Leslie Saalburg (1897-1974) was highly successful for most of his long illustration career. This despite the fact that his style changed little -- often the cause of a career foundering when illustration style fashions changed. Some of this had to do with timing. His use of India Ink pen outlining and watercolor or perhaps colored ink washes to fill areas was in line with 1920s fashion illustration styles and also the general illustration shift from heavy oil paints to washes during the 1930s. By the 1950s Saalburg thickened his washes for some of his work as a slight concession to later style trends, but the results remained easily identifiable as his work.

Although many Saalburg illustrations can be found on the Internet, biographical information is sparse. One site with a good deal of information regarding his work and working practices is here, though it has little about his personal life. For what it's worth, I can add that, although he was American, he was born in London and died in Paris -- fitting places given the scenes he usually portrayed.

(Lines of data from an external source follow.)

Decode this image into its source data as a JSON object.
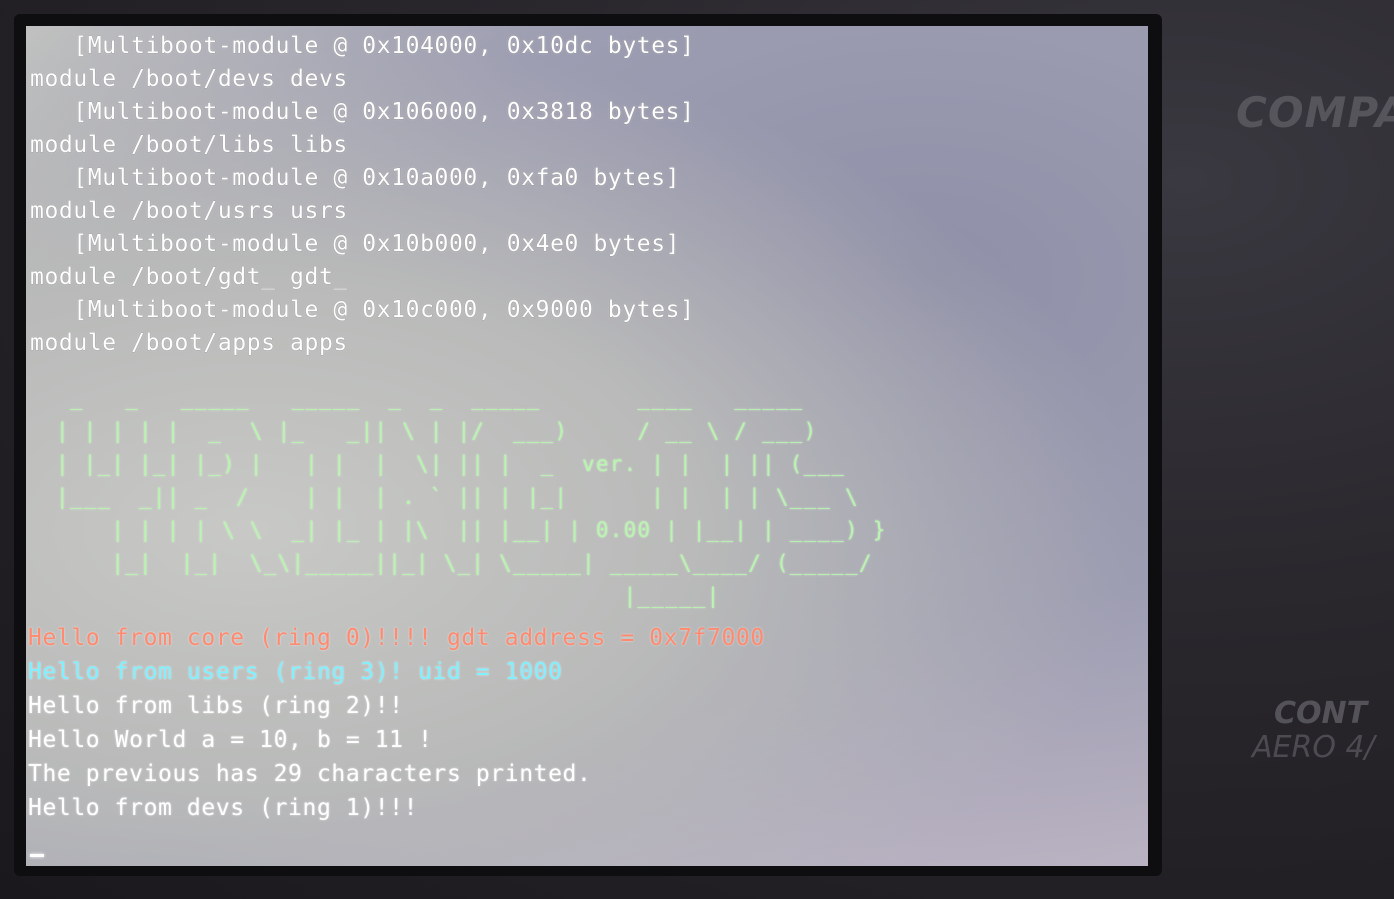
{
  "bezel": {
    "brand": "COMPA",
    "model_line1": "CONT",
    "model_line2": "AERO 4/"
  },
  "boot_log": [
    "   [Multiboot-module @ 0x104000, 0x10dc bytes]",
    "module /boot/devs devs",
    "   [Multiboot-module @ 0x106000, 0x3818 bytes]",
    "module /boot/libs libs",
    "   [Multiboot-module @ 0x10a000, 0xfa0 bytes]",
    "module /boot/usrs usrs",
    "   [Multiboot-module @ 0x10b000, 0x4e0 bytes]",
    "module /boot/gdt_ gdt_",
    "   [Multiboot-module @ 0x10c000, 0x9000 bytes]",
    "module /boot/apps apps"
  ],
  "ascii_logo": [
    " _   _   _____   _____  _  _  _____       ____   _____ ",
    "| | | | |  _  \\ |_   _|| \\ | |/  ___)     / __ \\ / ___) ",
    "| |_| |_| |_) |   | |  |  \\| || |  _  ver. | |  | || (___ ",
    "|___  _|| _  /    | |  | . ` || | |_|      | |  | | \\___ \\",
    "    | | | | \\ \\  _| |_ | |\\  || |__| | 0.00 | |__| | ____) }",
    "    |_|  |_|  \\_\\|_____||_| \\_| \\_____| _____\\____/ (_____/",
    "                                         |_____|"
  ],
  "output": [
    {
      "text": "Hello from core (ring 0)!!!! gdt address = 0x7f7000",
      "color": "#ff8a70"
    },
    {
      "text": "Hello from users (ring 3)! uid = 1000",
      "color": "#7ff0ff"
    },
    {
      "text": "Hello from libs (ring 2)!!",
      "color": "#ffffff"
    },
    {
      "text": "Hello World a = 10, b = 11 !",
      "color": "#ffffff"
    },
    {
      "text": "The previous has 29 characters printed.",
      "color": "#ffffff"
    },
    {
      "text": "Hello from devs (ring 1)!!!",
      "color": "#ffffff"
    }
  ]
}
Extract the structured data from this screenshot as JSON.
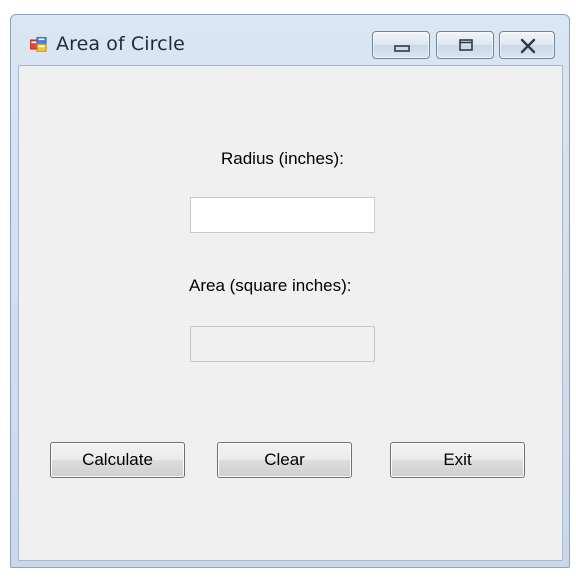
{
  "window": {
    "title": "Area of Circle",
    "icon": "windows-form-icon",
    "controls": {
      "minimize_icon": "minimize-icon",
      "maximize_icon": "maximize-icon",
      "close_icon": "close-icon"
    }
  },
  "form": {
    "radius_label": "Radius (inches):",
    "radius_value": "",
    "area_label": "Area (square inches):",
    "area_value": "",
    "buttons": {
      "calculate": "Calculate",
      "clear": "Clear",
      "exit": "Exit"
    }
  },
  "colors": {
    "client_background": "#f0f0f0",
    "titlebar": "#c9d8ea"
  }
}
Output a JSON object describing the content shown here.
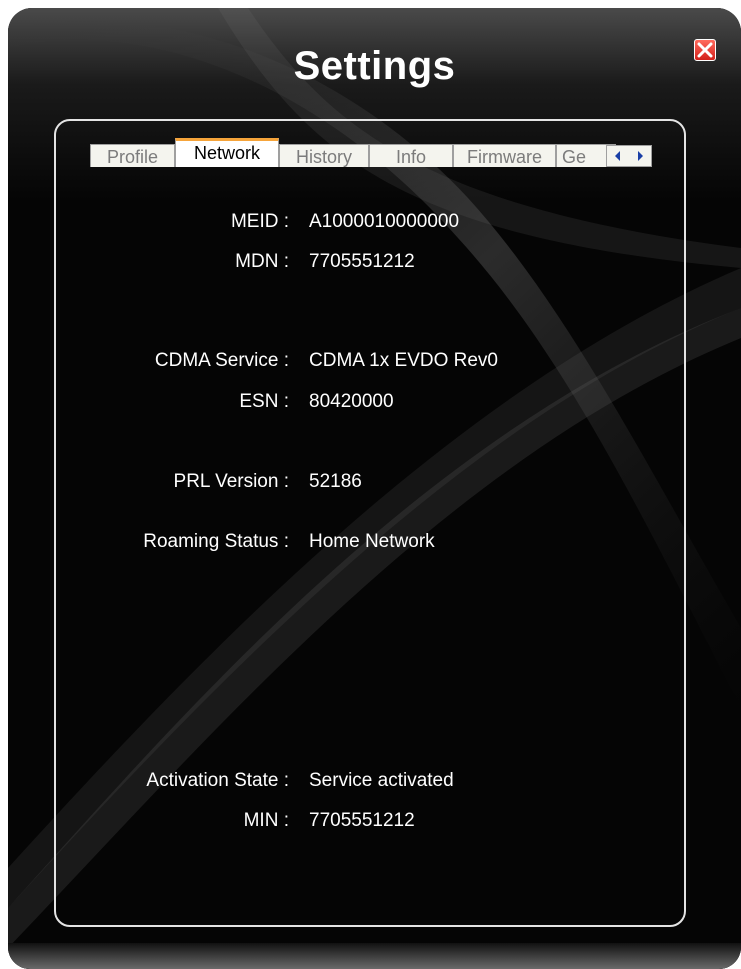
{
  "window": {
    "title": "Settings",
    "close_icon": "close-x-icon",
    "close_color": "#e0291f"
  },
  "tabs": [
    {
      "label": "Profile",
      "active": false
    },
    {
      "label": "Network",
      "active": true
    },
    {
      "label": "History",
      "active": false
    },
    {
      "label": "Info",
      "active": false
    },
    {
      "label": "Firmware",
      "active": false
    },
    {
      "label": "Ge",
      "active": false
    }
  ],
  "tab_scroll": {
    "left_icon": "arrow-left-icon",
    "right_icon": "arrow-right-icon"
  },
  "accent_color": "#f6a43a",
  "fields": {
    "meid": {
      "label": "MEID :",
      "value": "A1000010000000"
    },
    "mdn": {
      "label": "MDN :",
      "value": "7705551212"
    },
    "cdma_service": {
      "label": "CDMA Service :",
      "value": "CDMA 1x EVDO Rev0"
    },
    "esn": {
      "label": "ESN :",
      "value": "80420000"
    },
    "prl_version": {
      "label": "PRL Version :",
      "value": "52186"
    },
    "roaming_status": {
      "label": "Roaming Status :",
      "value": "Home Network"
    },
    "activation_state": {
      "label": "Activation State :",
      "value": "Service activated"
    },
    "min": {
      "label": "MIN :",
      "value": "7705551212"
    }
  }
}
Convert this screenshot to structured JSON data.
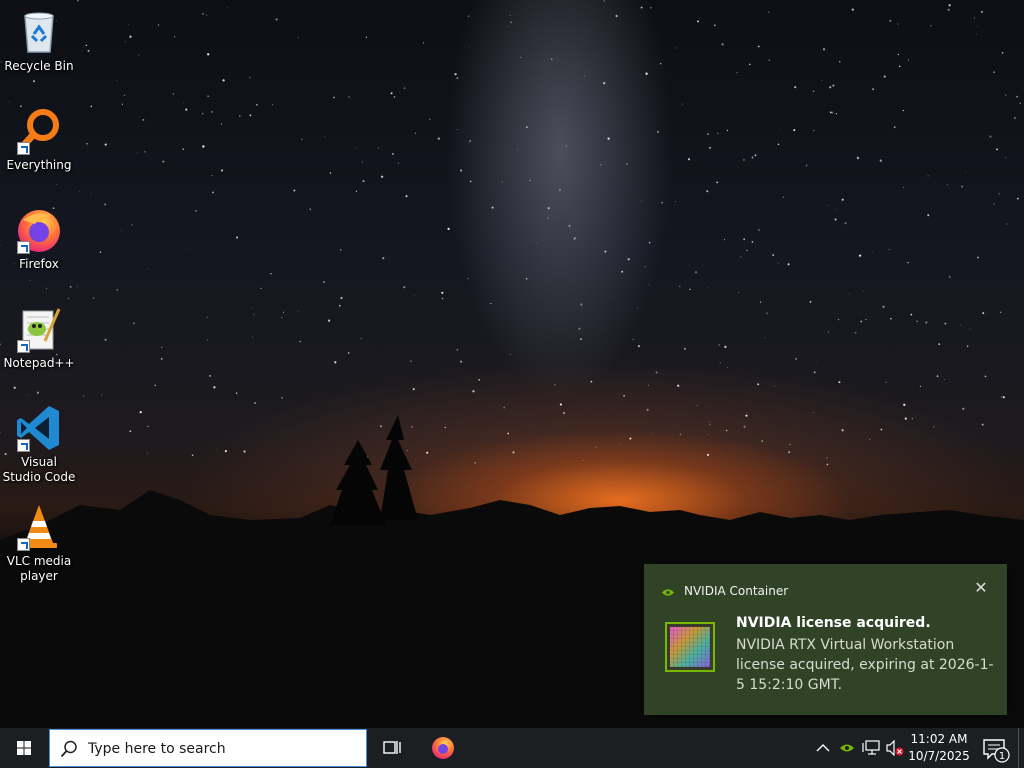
{
  "desktop": {
    "icons": [
      {
        "label": "Recycle Bin",
        "icon": "recycle-bin-icon"
      },
      {
        "label": "Everything",
        "icon": "everything-search-icon"
      },
      {
        "label": "Firefox",
        "icon": "firefox-icon"
      },
      {
        "label": "Notepad++",
        "icon": "notepadpp-icon"
      },
      {
        "label": "Visual Studio Code",
        "icon": "vscode-icon"
      },
      {
        "label": "VLC media player",
        "icon": "vlc-icon"
      }
    ]
  },
  "notification": {
    "app_name": "NVIDIA Container",
    "title": "NVIDIA license acquired.",
    "body": "NVIDIA RTX Virtual Workstation license acquired, expiring at 2026-1-5 15:2:10 GMT.",
    "close_glyph": "✕",
    "accent": "#76b900"
  },
  "taskbar": {
    "search_placeholder": "Type here to search",
    "clock_time": "11:02 AM",
    "clock_date": "10/7/2025",
    "notification_count": "1",
    "tray_chevron": "^"
  },
  "colors": {
    "taskbar_bg": "#1c1f22",
    "toast_bg": "#34482a",
    "windows_blue": "#0078d7"
  }
}
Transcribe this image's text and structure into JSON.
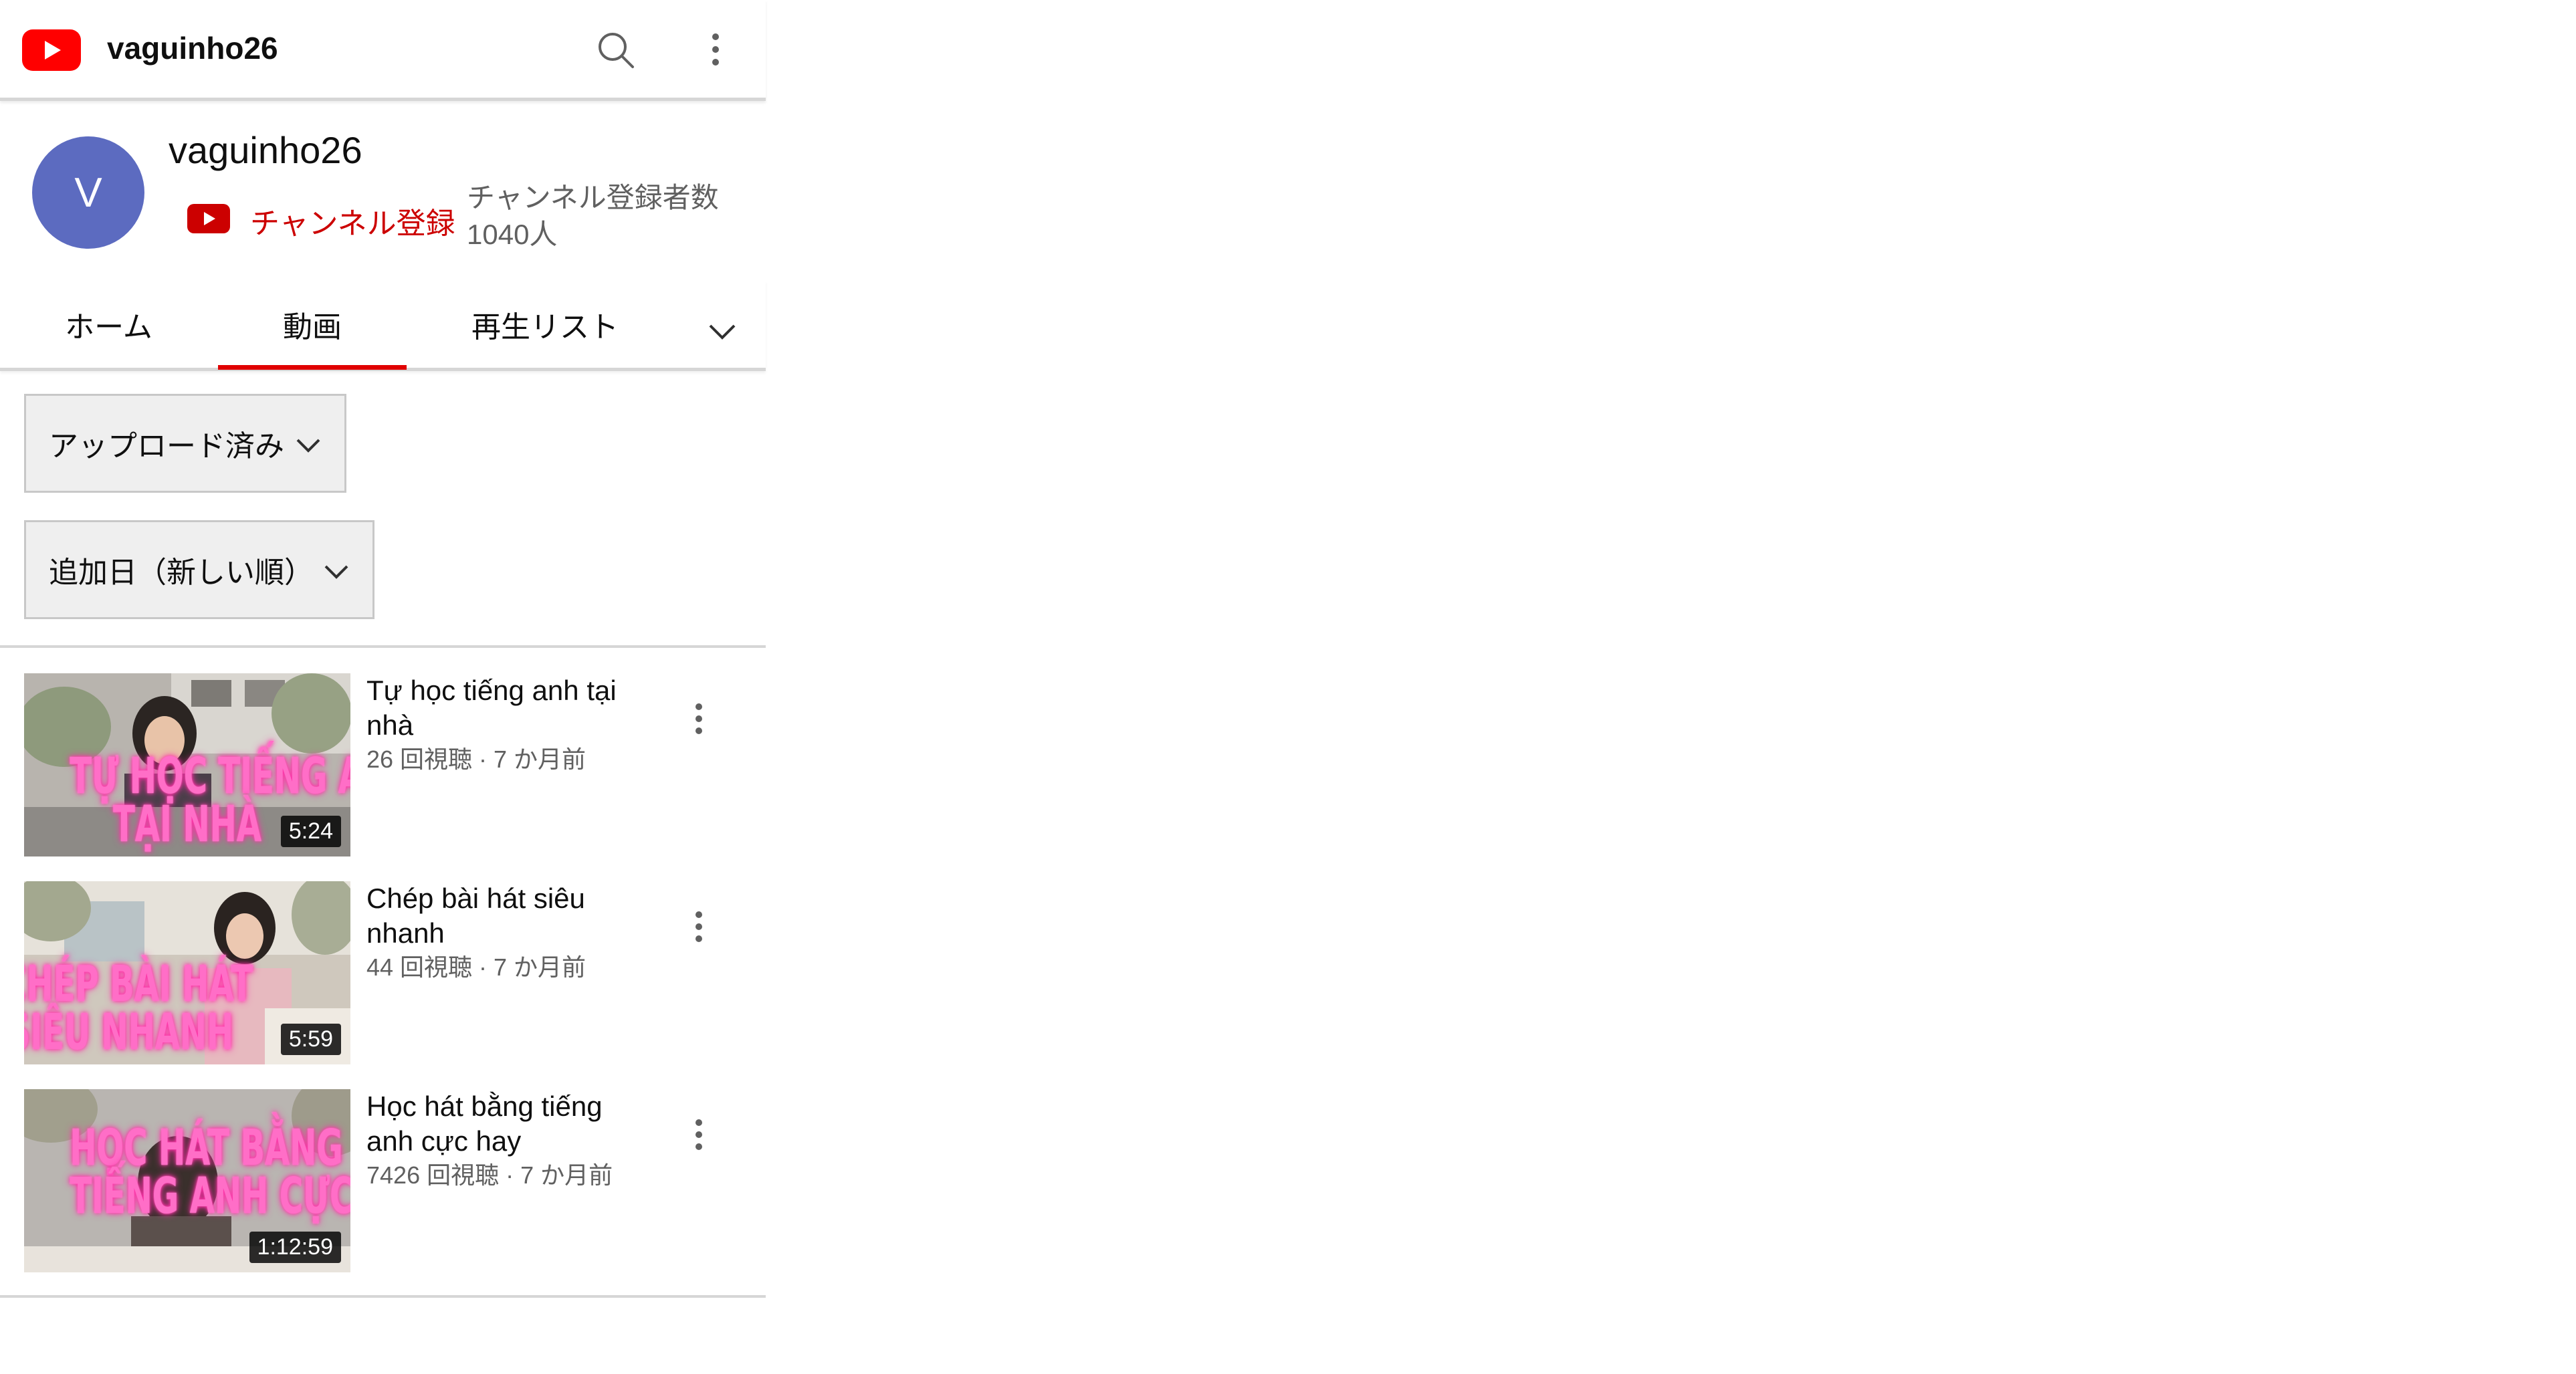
{
  "header": {
    "title": "vaguinho26",
    "logo_icon": "youtube-logo-icon",
    "search_icon": "search-icon",
    "more_icon": "more-vert-icon"
  },
  "channel": {
    "avatar_letter": "V",
    "name": "vaguinho26",
    "subscribe_label": "チャンネル登録",
    "subscriber_count": "チャンネル登録者数 1040人",
    "avatar_color": "#5c6bc0"
  },
  "tabs": [
    {
      "label": "ホーム",
      "active": false
    },
    {
      "label": "動画",
      "active": true
    },
    {
      "label": "再生リスト",
      "active": false
    }
  ],
  "filters": {
    "uploads": "アップロード済み",
    "sort": "追加日（新しい順）"
  },
  "videos": [
    {
      "title": "Tự học tiếng anh tại nhà",
      "meta": "26 回視聴 · 7 か月前",
      "duration": "5:24",
      "thumb_lines": [
        "TỰ HỌC TIẾNG ANH",
        "TẠI NHÀ"
      ]
    },
    {
      "title": "Chép bài hát siêu nhanh",
      "meta": "44 回視聴 · 7 か月前",
      "duration": "5:59",
      "thumb_lines": [
        "CHÉP BÀI HÁT",
        "SIÊU NHANH"
      ]
    },
    {
      "title": "Học hát bằng tiếng anh cực hay",
      "meta": "7426 回視聴 · 7 か月前",
      "duration": "1:12:59",
      "thumb_lines": [
        "HỌC HÁT BẰNG",
        "TIẾNG ANH CỰC HAY"
      ]
    }
  ],
  "colors": {
    "accent_red": "#e00000",
    "subscribe_red": "#cc0000",
    "thumb_text_pink": "#ff6ec7"
  }
}
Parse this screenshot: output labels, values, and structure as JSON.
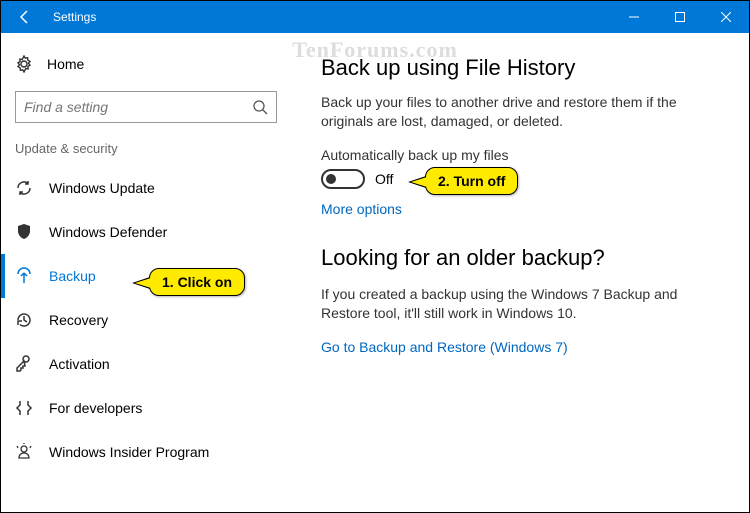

An illustrator a decade older than Saalburg who had a similar career with regard to style and subject matter was Lawrence Fellows (1885-1964) who I wrote about here.

Below are some examples of Saalburg's work.


Women's fashion illustration from 1929.

Men's fashion illustration.

British country clothes.

Illustration for Nettleton shoes advertisement.

Page from Esquire magazine.

French Line advertisement from 1933.

Saalburg also made many illustrations for series dealing with classic automobiles. Shown here is a 1933 Packard Dual-Cowl Phaeton.

1933 Pierce-Arrow Silver Arrow, Brooklyn Bridge in the background.

1937 Cord 812 Convertible Coupe.

1954 Buick Skylark pictured at West Point.